Step	Reagent and dilution condition	Required time and storage condition
Blocking and permeabilization	5% normal donkey serum in 0.3% PBST	1 h at 15°C–25°C
Primary antibody	Goat anti-ChAT Ab 1:100	18–24 h at 4°C
5-min wash, three times
Secondary antibody	Donkey anti-Goat 488 1:200	1.5 h at 15°C–25°C
5-min wash, three times
Primary antibody	Rabbit anti-Fos Ab 1:500	18–24 h at 4°C
5-min wash, three times
Secondary antibody	Donkey anti-Rabbit 647 1:500	1.5 h at 15°C–25°C
5-min wash, three times
DAPI	1:10,000	10 min at 15°C–25°C
5-min wash, three times
Coverslip mounting	N.A.	N.A.

N.A. not applicable.

Then, go to step 1 of “step-by-step method details” section.

Key resources table

REAGENT or RESOURCE	SOURCE	IDENTIFIER
Antibodies
Rabbit anti-c-Fos antibody	Abcam	ab190289
Goat anti-ChAT antibody	Chemicon	AB144P
Donkey anti-goat plus 488	Invitrogen	A32814
Donkey anti-rabbit plus 647	Invitrogen	A31573
Chemicals, peptides, and recombinant proteins
Isoflurane	Piramal Critical Care	Isoflurane
Agarose	E&S	HB0100500
Sucrose	Sigma-Aldrich	S9378
Sodium bicarbonate (NaHCO3)	Sigma-Aldrich	S5761
Potassium chloride (KCl)	Fisher Scientific	P/4240/60
Sodium phosphate monobasic (NaH2PO4)	Sigma-Aldrich	S0751
Magnesium chloride (MgCl2)	Sigma-Aldrich	M0250
Calcium chloride (CaCl2)	Sigma-Aldrich	C3881
D-(+)-Glucose	Sigma-Aldrich	G7528
Sodium chloride (NaCl)	Sigma-Aldrich	S7653
Magnesium sulfate (MgSO4)	Sigma-Aldrich	230391
4% Paraformaldehyde	FUJIFILM Wako Pure Chemical Corporation	163-20145
Trisodium citrate dihydrate	Sigma-Aldrich	S1804
Triton-X	Calbiochem	9440
Normal donkey serum	Jackson ImmunoResearch	017-000-121
Hydrochloric acid (HCl)	Samchun	H0255
Experimental models: Organisms/strains
Mouse: C57BL/6J, male, 6–10 weeks old	The Jackson Laboratory	000664
Mouse: ChAT-IRES-Cre	The Jackson Laboratory	006410
Mouse: Gt(ROSA)26Sortm14(CAG-tdTomato)Hze/J	The Jackson Laboratory	007914
Other
Stereomicroscope	Korea Lab Tech	Optinity KS-200
Fine forceps	Dumont	11295-10
Micro-dissecting scissors	Biomedical Research Instruments	11-1390
Graefe tissue forceps	Roboz Surgical Instrument	RS-5153
Petri dish	SPL	10100 and 11060
30 mL syringe	Korea Vaccine	21G-30ML
23-gauge sterile needle	Korea Vaccine	23G-1
Vibratome	Leica	VT1200S
Super glue (cyanoacrylate adhesive)	Henkel	Loctite 401
Stainless blade (razor blade)	Dorco	ST-300
Water bath	JS Research	JSWB-11T
Cryostat	Leica	CM1950
Embedding medium (O.C.T. compound)	Leica	Surgipath FSC22
Slide glass	Electron Microscopy Sciences	63700-W1
ImmEdge Pen	Vector Laboratories	H-4000
Peel-A-Way embedding molds	Sigma-Aldrich	E6032
Brush for mounting	Hwahong	Hwahong 948, #1

Materials and equipment

Lattice-shaped storage chamber

• •8 × 8 acrylic lattice is attached to a mesh bottom (Figure 1C). The lattice is fitted on an acrylic frame with 8 acrylic pods (Figure 1D), and is placed in an acrylic chamber (Figure 1E). For the acrylic lattice, 2 mm-thick acryl (inner frames) and 5 mm-thick acryl (outermost frame) was used. For the acrylic frame and chamber, 5 mm-thick acryl was used.

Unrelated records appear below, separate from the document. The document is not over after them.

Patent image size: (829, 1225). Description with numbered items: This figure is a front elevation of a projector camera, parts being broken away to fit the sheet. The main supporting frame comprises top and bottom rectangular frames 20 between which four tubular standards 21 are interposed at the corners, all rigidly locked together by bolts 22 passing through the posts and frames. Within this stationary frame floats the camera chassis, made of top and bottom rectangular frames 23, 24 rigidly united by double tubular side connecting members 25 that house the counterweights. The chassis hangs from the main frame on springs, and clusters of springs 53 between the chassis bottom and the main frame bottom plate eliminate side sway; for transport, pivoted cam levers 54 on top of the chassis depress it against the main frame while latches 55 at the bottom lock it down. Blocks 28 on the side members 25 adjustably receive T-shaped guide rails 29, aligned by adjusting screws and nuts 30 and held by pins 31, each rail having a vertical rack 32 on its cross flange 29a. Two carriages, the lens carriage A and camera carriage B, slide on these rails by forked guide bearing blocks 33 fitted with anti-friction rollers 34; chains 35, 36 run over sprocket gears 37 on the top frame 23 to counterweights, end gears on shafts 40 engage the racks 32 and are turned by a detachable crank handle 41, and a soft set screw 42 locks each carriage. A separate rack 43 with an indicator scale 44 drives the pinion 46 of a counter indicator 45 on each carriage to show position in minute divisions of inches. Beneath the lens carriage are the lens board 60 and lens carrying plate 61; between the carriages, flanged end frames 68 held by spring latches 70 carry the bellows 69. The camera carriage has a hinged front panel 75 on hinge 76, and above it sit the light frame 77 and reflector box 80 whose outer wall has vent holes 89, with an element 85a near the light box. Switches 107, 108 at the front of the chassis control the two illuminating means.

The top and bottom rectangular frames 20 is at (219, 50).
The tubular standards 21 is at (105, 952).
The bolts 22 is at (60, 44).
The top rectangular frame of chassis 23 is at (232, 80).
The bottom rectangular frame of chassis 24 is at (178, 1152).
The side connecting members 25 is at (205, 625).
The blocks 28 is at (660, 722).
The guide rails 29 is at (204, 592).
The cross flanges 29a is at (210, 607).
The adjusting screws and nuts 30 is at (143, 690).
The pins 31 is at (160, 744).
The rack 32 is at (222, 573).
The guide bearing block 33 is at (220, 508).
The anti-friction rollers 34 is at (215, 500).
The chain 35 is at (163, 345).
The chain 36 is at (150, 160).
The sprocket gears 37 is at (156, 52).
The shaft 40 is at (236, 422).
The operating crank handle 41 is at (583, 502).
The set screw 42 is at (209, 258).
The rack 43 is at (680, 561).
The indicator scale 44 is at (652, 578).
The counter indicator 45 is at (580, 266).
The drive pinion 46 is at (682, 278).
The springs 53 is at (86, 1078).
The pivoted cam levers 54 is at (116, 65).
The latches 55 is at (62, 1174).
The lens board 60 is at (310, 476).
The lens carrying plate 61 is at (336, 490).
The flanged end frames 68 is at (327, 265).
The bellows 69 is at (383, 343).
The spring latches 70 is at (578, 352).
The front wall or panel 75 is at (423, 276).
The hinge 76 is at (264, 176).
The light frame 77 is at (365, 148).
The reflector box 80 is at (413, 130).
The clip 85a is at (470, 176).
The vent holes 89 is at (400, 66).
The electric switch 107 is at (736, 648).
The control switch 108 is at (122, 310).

ACSF² for storage and recording

Reagent	Final concentration (mM)	Amount (g/1L ddH2O)
NaCl	126	3.594
NaHCO3	26	1.092
KCl	2.8	0.104
NaH2PO4	1.25	0.075
MgSO4	1.2	0.148
CaCl2	2.5	0.184
Glucose	5	0.451

Solution was freshly prepared right before the experiments and were not stored or reused.

Modified ACSF² for slicing

Reagent	Final concentration (mM)	Amount (g/500 mL ddH2O)
Sucrose	220	37.0
NaHCO3	26	1.092
KCl	2.5	0.093
NaH2PO4	1	0.060
MgCl2	5	0.508
CaCl2	1	0.074
Glucose	10	0.901

Solution was freshly prepared right before the experiments and were not stored or reused.

Alternatives: The composition of the ACSF solutions can be modified according to the purpose of the experiments.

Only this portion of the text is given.